Jan Vertonghen opened the scoring with an early header and Joselu’s equaliser was quickly erased by Alli as all three goals came in the first 18 minutes.

Despite Tottenham’s hard-fought victory, there was another August blank for Harry Kane, who started even though the England striker had only returned to training on Monday following his notable World Cup exploits.

The World Cup Golden Boot winner has now gone 14 games spanning 988 minutes without scoring in the opening month of the campaign, though on this occasion, it mattered little.

The season kicked-off to the backdrop of a protest staged by hundreds of Newcastle fans outside the nearby branch of Mike Ashley’s Sports Direct.

Ashley, the club’s notoriously parsimonious billionaire owner, saw fit to spend £90 million (10.6 million euros, $11.5 million) on the ailing department store group House of Fraser. Meanwhile his Magpies posted a net transfer profit of £20 million, despite the arrival of seven new signings, the most expensive of which, Japanese international forward Yoshinori Muto, cost £9.5m from German side Mainz.

Action-packed first half

Tottenham fans appear rather less dissatisfied, despite their club failing to make a single addition to Pochettino’s squad since the end of last season.

Such inactivity proved no impediment as the visitors rode their luck to seal a repeat of their opening day victory at St James’ Park 12 months ago.

The visitors took an eighth-minute lead when Christian Eriksen’s corner was headed towards goal by Davinson Sanchez, allowing fellow defender Vertonghen to find the net off the underside of the bar with a deft glancing header which crossed the line before Martin Dubravka was able to claw the ball back.

Newcastle were level within three minutes when Sanchez and Vertonghen were caught ball-watching as Matt Ritchie sent over an inviting centre from the right which Joselu headed into the bottom corner of the net past an exposed Hugo Lloris.

With momentum on their side and a full-house roaring them on, Benitez’s side looked set to build from a position of strength.

But thanks to more questionable defending, their parity lasted just seven minutes.

Tottenham’s second goal was simple in its construction and should have been comfortably dealt with.

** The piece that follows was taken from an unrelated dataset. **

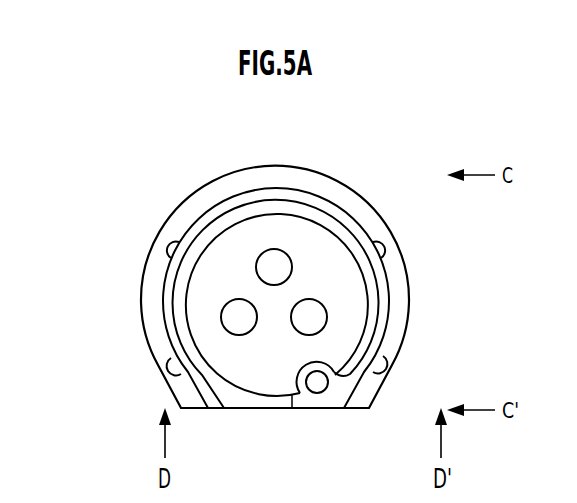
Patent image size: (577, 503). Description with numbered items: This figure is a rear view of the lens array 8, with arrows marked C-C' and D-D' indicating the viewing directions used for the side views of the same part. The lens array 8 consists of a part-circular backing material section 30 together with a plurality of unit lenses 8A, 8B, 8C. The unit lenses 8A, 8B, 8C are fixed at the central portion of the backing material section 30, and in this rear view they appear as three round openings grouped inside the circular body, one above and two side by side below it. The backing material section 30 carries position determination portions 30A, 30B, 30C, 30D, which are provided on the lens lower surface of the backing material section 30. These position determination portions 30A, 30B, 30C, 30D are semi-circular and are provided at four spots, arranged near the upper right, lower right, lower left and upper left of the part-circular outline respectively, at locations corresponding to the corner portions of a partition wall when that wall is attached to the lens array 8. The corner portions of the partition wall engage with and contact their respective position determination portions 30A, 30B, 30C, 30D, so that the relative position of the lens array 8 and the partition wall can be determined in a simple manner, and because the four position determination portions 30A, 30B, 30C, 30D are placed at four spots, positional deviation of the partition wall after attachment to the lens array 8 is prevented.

Newcastle allowed Alli a free run at the far post to send a precise header back across Dubravka into the far corner from Serge Aurier’s inviting cross, which was whipped in from the right.

An increasingly open second period surprisingly failed to produce further addition to the score, as both goalkeepers excelled.

Dubravka saved well to deny Alli when the midfielder deflected Kane’s mis-hit shot towards goal.

Newcastle’s Slovakian keeper provided an even better stop to keep out a well-struck effort from Moussa Sissoko.

Not to be outdone at the other end, Lloris stood up well to block Ayoze Perez’s shot.

The Frenchman was fortunate, however, as Kenedy’s control let the Brazilian down at a crucial point, when a more assured first touch would have put the on-loan Chelsea midfielder in on goal.

Mo Diame and substitute Salomon Rondon both struck the woodwork as Newcastle pressed for what would have been a fully deserved equaliser, but Tottenham held firm.